4. *Do you think Paul really loved the people of Ephesus? Give reasons for your opinion.
5. *Read 2 Timothy 3:16-17. Where does the entire Bible come from? What was the purpose writing it?
Read Acts 21:1-16
6. What parts of the Bible were generally available during the time of Paul’s third missionary journey?
7. *God can be described as “Three in One” and as “One in Three”. These three are three persons: Father, Son and Holy Spirit. Which person was guiding and speaking with Paul and his companions on their missionary journeys? How was He doing it – give examples. Which person is living in you and guiding you. Will you share personal examples?
8. *How did Paul discover the dangers of going to Jerusalem? Why do you think he still continued on his journey?
9. What part in the extension of the kingdom of God did Philip play? Did he have a family and were they believers? Do you think he could look back on his life and say that he had had a fulfilling one? What can you say about your life in that regard?

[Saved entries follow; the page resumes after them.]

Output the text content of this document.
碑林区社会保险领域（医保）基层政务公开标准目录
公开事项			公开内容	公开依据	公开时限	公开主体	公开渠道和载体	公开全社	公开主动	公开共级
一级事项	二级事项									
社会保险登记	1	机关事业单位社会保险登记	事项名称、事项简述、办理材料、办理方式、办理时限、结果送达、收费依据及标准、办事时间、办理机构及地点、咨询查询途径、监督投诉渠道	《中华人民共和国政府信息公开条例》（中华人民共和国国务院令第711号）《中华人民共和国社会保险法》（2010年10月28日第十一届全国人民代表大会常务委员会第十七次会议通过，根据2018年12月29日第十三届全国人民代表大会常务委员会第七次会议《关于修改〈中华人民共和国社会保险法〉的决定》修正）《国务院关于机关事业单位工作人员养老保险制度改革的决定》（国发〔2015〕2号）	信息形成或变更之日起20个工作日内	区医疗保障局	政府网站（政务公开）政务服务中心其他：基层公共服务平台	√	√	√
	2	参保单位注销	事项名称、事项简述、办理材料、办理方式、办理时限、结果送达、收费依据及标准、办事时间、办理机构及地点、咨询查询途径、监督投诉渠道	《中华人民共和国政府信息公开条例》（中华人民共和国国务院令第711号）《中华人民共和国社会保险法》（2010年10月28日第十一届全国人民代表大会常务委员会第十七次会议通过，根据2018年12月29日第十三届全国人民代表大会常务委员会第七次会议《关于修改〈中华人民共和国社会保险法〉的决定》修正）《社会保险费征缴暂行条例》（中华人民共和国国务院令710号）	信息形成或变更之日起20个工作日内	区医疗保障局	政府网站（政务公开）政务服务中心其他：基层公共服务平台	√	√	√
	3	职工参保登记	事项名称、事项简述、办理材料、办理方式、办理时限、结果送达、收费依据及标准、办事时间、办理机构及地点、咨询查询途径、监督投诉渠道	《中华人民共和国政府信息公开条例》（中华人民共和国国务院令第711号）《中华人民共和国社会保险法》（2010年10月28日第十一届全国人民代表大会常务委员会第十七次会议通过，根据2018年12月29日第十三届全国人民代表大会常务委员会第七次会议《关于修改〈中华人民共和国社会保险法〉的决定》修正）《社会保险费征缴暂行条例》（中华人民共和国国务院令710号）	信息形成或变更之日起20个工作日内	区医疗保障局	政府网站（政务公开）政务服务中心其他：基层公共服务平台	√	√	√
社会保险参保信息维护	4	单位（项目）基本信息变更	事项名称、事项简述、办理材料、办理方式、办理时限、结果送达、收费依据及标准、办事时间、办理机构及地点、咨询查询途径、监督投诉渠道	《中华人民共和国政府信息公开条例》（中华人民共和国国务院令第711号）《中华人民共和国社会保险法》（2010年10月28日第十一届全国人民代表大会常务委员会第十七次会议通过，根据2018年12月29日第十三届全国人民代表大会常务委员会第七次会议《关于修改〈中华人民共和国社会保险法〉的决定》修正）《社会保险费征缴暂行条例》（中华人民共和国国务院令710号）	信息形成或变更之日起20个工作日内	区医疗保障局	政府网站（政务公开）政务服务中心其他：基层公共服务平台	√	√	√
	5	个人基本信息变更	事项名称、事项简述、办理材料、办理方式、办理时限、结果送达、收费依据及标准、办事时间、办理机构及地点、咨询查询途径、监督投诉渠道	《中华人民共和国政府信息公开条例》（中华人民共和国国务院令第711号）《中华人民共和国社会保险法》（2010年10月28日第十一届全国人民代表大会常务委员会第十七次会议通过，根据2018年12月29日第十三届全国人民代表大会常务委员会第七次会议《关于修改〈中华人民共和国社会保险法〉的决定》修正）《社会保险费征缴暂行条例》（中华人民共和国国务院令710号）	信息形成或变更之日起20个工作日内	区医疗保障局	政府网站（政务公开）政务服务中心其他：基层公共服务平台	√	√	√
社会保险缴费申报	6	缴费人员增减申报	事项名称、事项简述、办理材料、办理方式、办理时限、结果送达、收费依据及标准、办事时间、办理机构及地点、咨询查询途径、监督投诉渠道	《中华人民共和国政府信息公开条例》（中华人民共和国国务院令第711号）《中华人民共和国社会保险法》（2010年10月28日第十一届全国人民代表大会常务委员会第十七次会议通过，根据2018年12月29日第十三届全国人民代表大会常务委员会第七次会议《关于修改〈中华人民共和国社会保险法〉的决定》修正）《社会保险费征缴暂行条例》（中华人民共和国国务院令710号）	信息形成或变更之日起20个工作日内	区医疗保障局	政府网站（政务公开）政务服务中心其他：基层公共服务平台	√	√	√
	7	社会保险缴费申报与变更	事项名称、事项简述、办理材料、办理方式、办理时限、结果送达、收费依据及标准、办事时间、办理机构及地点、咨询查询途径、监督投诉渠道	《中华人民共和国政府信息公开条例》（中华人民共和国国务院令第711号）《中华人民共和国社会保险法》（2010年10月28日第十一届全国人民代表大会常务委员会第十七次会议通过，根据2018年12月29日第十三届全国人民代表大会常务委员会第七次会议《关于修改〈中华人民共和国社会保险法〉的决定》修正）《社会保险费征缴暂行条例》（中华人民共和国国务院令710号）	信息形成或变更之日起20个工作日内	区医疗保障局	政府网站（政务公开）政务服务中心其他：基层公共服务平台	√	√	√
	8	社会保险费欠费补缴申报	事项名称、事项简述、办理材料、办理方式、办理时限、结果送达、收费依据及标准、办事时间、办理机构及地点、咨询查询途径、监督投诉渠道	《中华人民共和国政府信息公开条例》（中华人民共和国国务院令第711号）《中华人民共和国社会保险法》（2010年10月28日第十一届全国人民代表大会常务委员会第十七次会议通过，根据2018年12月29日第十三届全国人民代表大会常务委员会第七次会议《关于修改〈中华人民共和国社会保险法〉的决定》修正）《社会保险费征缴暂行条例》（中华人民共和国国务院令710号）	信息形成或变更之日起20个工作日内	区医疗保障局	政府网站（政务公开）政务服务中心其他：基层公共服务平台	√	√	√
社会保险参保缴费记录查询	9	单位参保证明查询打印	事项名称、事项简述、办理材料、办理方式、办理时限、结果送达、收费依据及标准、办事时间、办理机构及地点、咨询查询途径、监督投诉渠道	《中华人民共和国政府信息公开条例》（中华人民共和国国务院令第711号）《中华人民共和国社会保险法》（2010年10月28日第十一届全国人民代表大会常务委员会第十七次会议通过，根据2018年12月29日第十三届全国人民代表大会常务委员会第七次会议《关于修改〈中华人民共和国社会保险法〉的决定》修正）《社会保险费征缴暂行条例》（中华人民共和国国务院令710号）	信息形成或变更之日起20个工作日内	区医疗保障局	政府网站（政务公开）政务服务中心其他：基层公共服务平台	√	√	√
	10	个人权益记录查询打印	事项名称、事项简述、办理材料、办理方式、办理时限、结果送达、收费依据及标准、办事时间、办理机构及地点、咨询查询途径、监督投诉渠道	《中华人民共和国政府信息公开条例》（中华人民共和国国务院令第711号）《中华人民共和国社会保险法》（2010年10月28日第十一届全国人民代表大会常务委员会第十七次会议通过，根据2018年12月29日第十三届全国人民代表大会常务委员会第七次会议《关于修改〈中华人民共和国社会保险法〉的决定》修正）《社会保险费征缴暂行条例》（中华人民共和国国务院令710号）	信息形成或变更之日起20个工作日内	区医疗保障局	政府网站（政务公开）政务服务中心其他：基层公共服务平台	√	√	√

10. *What are those gifts known as the “five-fold ministry” gifts? Why are they important to the church? What characterises (1) the gifts of an apostle, and (2) the gifts of a pastor? Why are they so different? Ephesians 4:11-13
11. Why is the gift of prophecy so key to the growth of the church? Can you think of someone you know who has this gift? What makes it stand out in her life so that it can be recognised?
12. *Read Deuteronomy 18:15-21. How seriously does God regard a false prophet? How do you know for certain whether the person who says that he is a prophet really is one?
Read Acts 21:17-26
13. *When we meet with Christians from other parts of the world, what should be the main topics of our conversation? Take your lead from the meeting of Paul with James and the elders.
14. What problems did the Jewish believers have and were they going to be a problem for Paul? What solution did James and the elders come up with to try to alleviate the difficulties? Did the solution work? Explain.
15. *Read Galatians 3:1-14. Had Paul faced this problem before? What did he teach the Galatians? Why is it important to be grounded in your Faith? How does Paul’s example here apply to your life?
Read Acts 21:27-40
16. *What did the Jews try to do to Paul (Acts 21:27-31)? Who rescued him and why? Did God have a hand in Paul’s destiny at this point and why?
17. Why was the commander surprised when Paul spoke? What did the commander allow Paul to do? Do you think that God was in this situation? Why?
18. *What has spoken to you from Acts 21?